- 「該当する仕様(TS)を確認して」と言われたものの、そもそもどこからダウンロードすればいいのか分からない。
- 3GPPの公式サイトを開いてはみたけれど、目的のTSにどうやってたどり着けばいいのか、画面が複雑で迷ってしまう。
- 無料で入手できるらしいけど、Word版やPDF版があるみたいで、結局どれをどう取ればいいんだろう…
知財担当者として5G/4G/LTEを担当することになると、避けて通れないのが「3GPPの技術仕様(Technical Specification: TS)を自分で読む」という作業です。

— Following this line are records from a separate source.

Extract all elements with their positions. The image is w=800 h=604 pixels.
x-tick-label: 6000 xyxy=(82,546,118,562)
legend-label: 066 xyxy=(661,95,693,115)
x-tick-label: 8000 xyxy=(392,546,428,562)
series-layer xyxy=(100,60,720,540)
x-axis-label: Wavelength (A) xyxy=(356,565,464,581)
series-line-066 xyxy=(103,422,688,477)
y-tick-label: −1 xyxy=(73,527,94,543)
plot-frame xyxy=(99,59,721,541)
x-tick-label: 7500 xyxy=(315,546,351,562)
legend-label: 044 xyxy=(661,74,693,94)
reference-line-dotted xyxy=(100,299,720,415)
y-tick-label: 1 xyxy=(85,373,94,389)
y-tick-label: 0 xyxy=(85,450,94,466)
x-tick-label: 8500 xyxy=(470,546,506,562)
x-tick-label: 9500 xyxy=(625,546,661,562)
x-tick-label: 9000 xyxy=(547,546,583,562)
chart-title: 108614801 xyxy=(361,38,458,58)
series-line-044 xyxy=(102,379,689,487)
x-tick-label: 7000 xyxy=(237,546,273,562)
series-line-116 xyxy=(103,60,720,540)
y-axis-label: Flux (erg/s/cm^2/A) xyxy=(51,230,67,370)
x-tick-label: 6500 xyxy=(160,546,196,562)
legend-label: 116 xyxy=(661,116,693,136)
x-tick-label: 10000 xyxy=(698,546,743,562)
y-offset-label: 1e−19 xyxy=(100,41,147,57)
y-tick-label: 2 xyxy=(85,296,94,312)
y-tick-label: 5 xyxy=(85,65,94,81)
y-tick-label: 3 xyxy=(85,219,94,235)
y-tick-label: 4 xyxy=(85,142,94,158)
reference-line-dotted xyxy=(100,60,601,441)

しかし、いざ実務に入ると次の壁にぶつかります。「で、その仕様(TS)は結局どこで、どうやって手に入れるのか?」
私はこれまで10年以上にわたって移動体通信特許の権利化や係争の支援に携わってきましたが、とりわけ標準必須特許(standard essential patent: SEP)の案件では、特許が標準仕様にとって本当に必須なのかを、技術仕様(TS)と照らし合わせて検討します。そのため、SEPの案件は、たいてい「該当する技術仕様(TS)の正しいバージョンを手元に用意する」ところから始まります。

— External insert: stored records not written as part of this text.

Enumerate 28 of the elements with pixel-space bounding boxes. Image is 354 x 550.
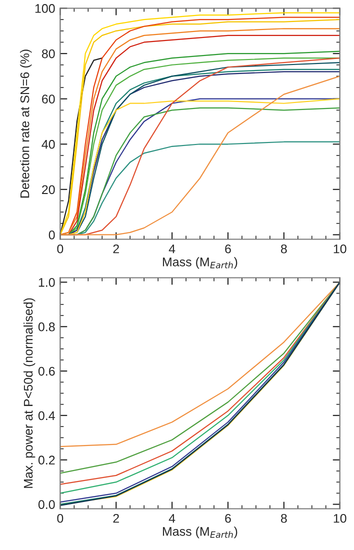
y-tick-label: 60 bbox=[42, 94, 55, 104]
y-tick-label: 100 bbox=[35, 4, 55, 13]
y-tick-label: 0.8 bbox=[38, 322, 55, 332]
x-tick-label: 10 bbox=[334, 244, 346, 254]
x-tick-label: 8 bbox=[280, 514, 287, 523]
y-tick-label: 0.0 bbox=[38, 500, 55, 509]
x-tick-label: 2 bbox=[113, 514, 119, 523]
y-axis-title: Detection rate at SN=6 (%) bbox=[20, 50, 32, 198]
y-tick-label: 0.2 bbox=[38, 456, 55, 465]
y-tick-label: 0.4 bbox=[38, 411, 55, 420]
x-tick-label: 4 bbox=[168, 244, 176, 254]
x-tick-label: 10 bbox=[334, 514, 346, 523]
y-tick-label: 40 bbox=[42, 140, 55, 149]
x-tick-label: 6 bbox=[225, 514, 231, 523]
y-tick-label: 1.0 bbox=[38, 278, 55, 287]
y-tick-label: 0 bbox=[48, 230, 55, 240]
x-axis-title: Mass (M$_{Earth}$) bbox=[162, 257, 238, 269]
x-tick-label: 0 bbox=[57, 514, 64, 523]
x-tick-label: 2 bbox=[113, 244, 119, 254]
y-tick-label: 0.6 bbox=[38, 366, 55, 376]
y-tick-label: 80 bbox=[42, 49, 55, 58]
x-tick-label: 4 bbox=[168, 514, 176, 523]
x-tick-label: 0 bbox=[57, 244, 64, 254]
x-tick-label: 8 bbox=[280, 244, 287, 254]
x-tick-label: 6 bbox=[225, 244, 231, 254]
x-axis-title: Mass (M$_{Earth}$) bbox=[162, 526, 238, 538]
y-tick-label: 20 bbox=[42, 185, 55, 194]
y-axis-title: Max. power at P<50d (normalised) bbox=[24, 298, 36, 488]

そこで、この記事では、3GPP TSの入手方法を実際の画面を参照しながら説明します。
この記事を読めば、3GPP TSを簡単に入手できるようになります。幸いなことに、3GPPの技術仕様(TS)は誰でも・無料で・登録不要でダウンロードできます。

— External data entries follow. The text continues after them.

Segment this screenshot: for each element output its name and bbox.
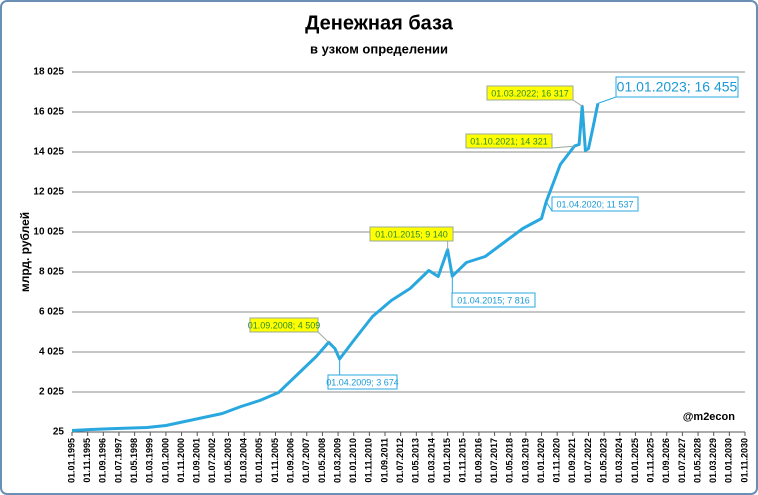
y-tick-label: 18 025 [33,67,64,78]
y-tick-label: 4 025 [39,347,64,358]
annotation-label: 01.04.2020; 11 537 [557,199,634,209]
x-tick-label: 01.09.2006 [285,438,295,483]
annotation-label: 01.01.2015; 9 140 [375,229,448,239]
x-tick-label: 01.11.2015 [458,438,468,483]
x-tick-label: 01.05.2008 [317,438,327,483]
x-tick-label: 01.09.1996 [98,438,108,483]
x-tick-label: 01.05.2013 [411,438,421,483]
chart-title: Денежная база [305,12,454,34]
x-tick-label: 01.03.2004 [239,438,249,483]
x-tick-label: 01.09.2011 [379,438,389,483]
x-tick-label: 01.03.2019 [520,438,530,483]
x-tick-label: 01.11.2020 [552,438,562,483]
x-tick-label: 01.01.2000 [160,438,170,483]
y-tick-label: 10 025 [33,227,64,238]
annotation-label: 01.09.2008; 4 509 [248,320,321,330]
annotation-box [369,226,454,242]
y-tick-label: 2 025 [39,387,64,398]
x-tick-label: 01.03.2014 [426,438,436,483]
x-tick-label: 01.01.2015 [442,438,452,483]
annotation-box [615,76,739,98]
annotation-pointer [317,331,330,343]
annotation-label: 01.04.2009; 3 674 [326,377,399,387]
x-tick-label: 01.07.2017 [489,438,499,483]
x-tick-label: 01.01.2030 [724,438,734,483]
annotation-label: 01.10.2021; 14 321 [470,136,548,146]
annotation-label: 01.01.2023; 16 455 [617,79,738,95]
x-tick-label: 01.07.2002 [207,438,217,483]
x-tick-label: 01.09.2016 [473,438,483,483]
annotation-box [249,317,319,333]
x-tick-label: 01.05.2018 [505,438,515,483]
source: @m2econ [683,411,736,423]
annotation-label: 01.03.2022; 16 317 [491,88,569,98]
x-tick-label: 01.07.1997 [113,438,123,483]
x-tick-label: 01.07.2007 [301,438,311,483]
y-tick-label: 12 025 [33,187,64,198]
x-tick-label: 01.05.1998 [129,438,139,483]
y-tick-label: 16 025 [33,107,64,118]
x-tick-label: 01.09.2026 [661,438,671,483]
y-tick-label: 8 025 [39,267,64,278]
y-axis-label: млрд. рублей [18,212,32,292]
chart-subtitle: в узком определении [310,41,448,56]
x-tick-label: 01.07.2027 [677,438,687,483]
annotation-box [327,374,398,390]
x-tick-label: 01.11.2000 [176,438,186,483]
x-tick-label: 01.01.2005 [254,438,264,483]
annotation-pointer [572,99,583,107]
x-tick-label: 01.11.2030 [739,438,749,483]
annotation-box [551,196,639,212]
annotation-box [451,292,536,308]
y-tick-label: 6 025 [39,307,64,318]
x-tick-label: 01.11.2010 [364,438,374,483]
x-tick-label: 01.09.2001 [192,438,202,483]
x-tick-label: 01.03.1999 [145,438,155,483]
x-tick-label: 01.11.1995 [82,438,92,483]
x-tick-label: 01.05.2003 [223,438,233,483]
x-tick-label: 01.03.2029 [708,438,718,483]
x-tick-label: 01.01.2025 [630,438,640,483]
x-tick-label: 01.01.1995 [66,438,76,483]
y-tick-label: 25 [53,427,65,438]
x-tick-label: 01.07.2012 [395,438,405,483]
x-tick-label: 01.11.2005 [270,438,280,483]
x-tick-label: 01.07.2022 [583,438,593,483]
annotation-box [465,133,553,149]
y-tick-label: 14 025 [33,147,64,158]
x-tick-label: 01.05.2023 [599,438,609,483]
x-tick-label: 01.05.2028 [692,438,702,483]
annotation-pointer [597,96,617,104]
x-tick-label: 01.03.2024 [614,438,624,483]
x-tick-label: 01.01.2020 [536,438,546,483]
x-tick-label: 01.01.2010 [348,438,358,483]
series-line [71,103,600,432]
x-tick-label: 01.11.2025 [645,438,655,483]
x-tick-label: 01.03.2009 [332,438,342,483]
annotation-box [486,85,574,101]
x-tick-label: 01.09.2021 [567,438,577,483]
annotation-pointer [551,145,575,149]
annotation-label: 01.04.2015; 7 816 [457,295,530,305]
annotation-pointer [545,201,553,212]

なお、前提知識として3GPP TSの番号体系・Series・Releaseといった「3GPP TSの全体像」を知りたいという方は、以下の第2回の記事を読んでみてください。

3GPP TSはどこにあるのか

3GPPのTS (Technical Specification)およびTR (Technical Report)は、3GPPの公式サイト 3gpp.org から入手します。会員登録もログインも不要で、誰でも無料でダウンロードできます。市販の規格のように購入する必要はありません。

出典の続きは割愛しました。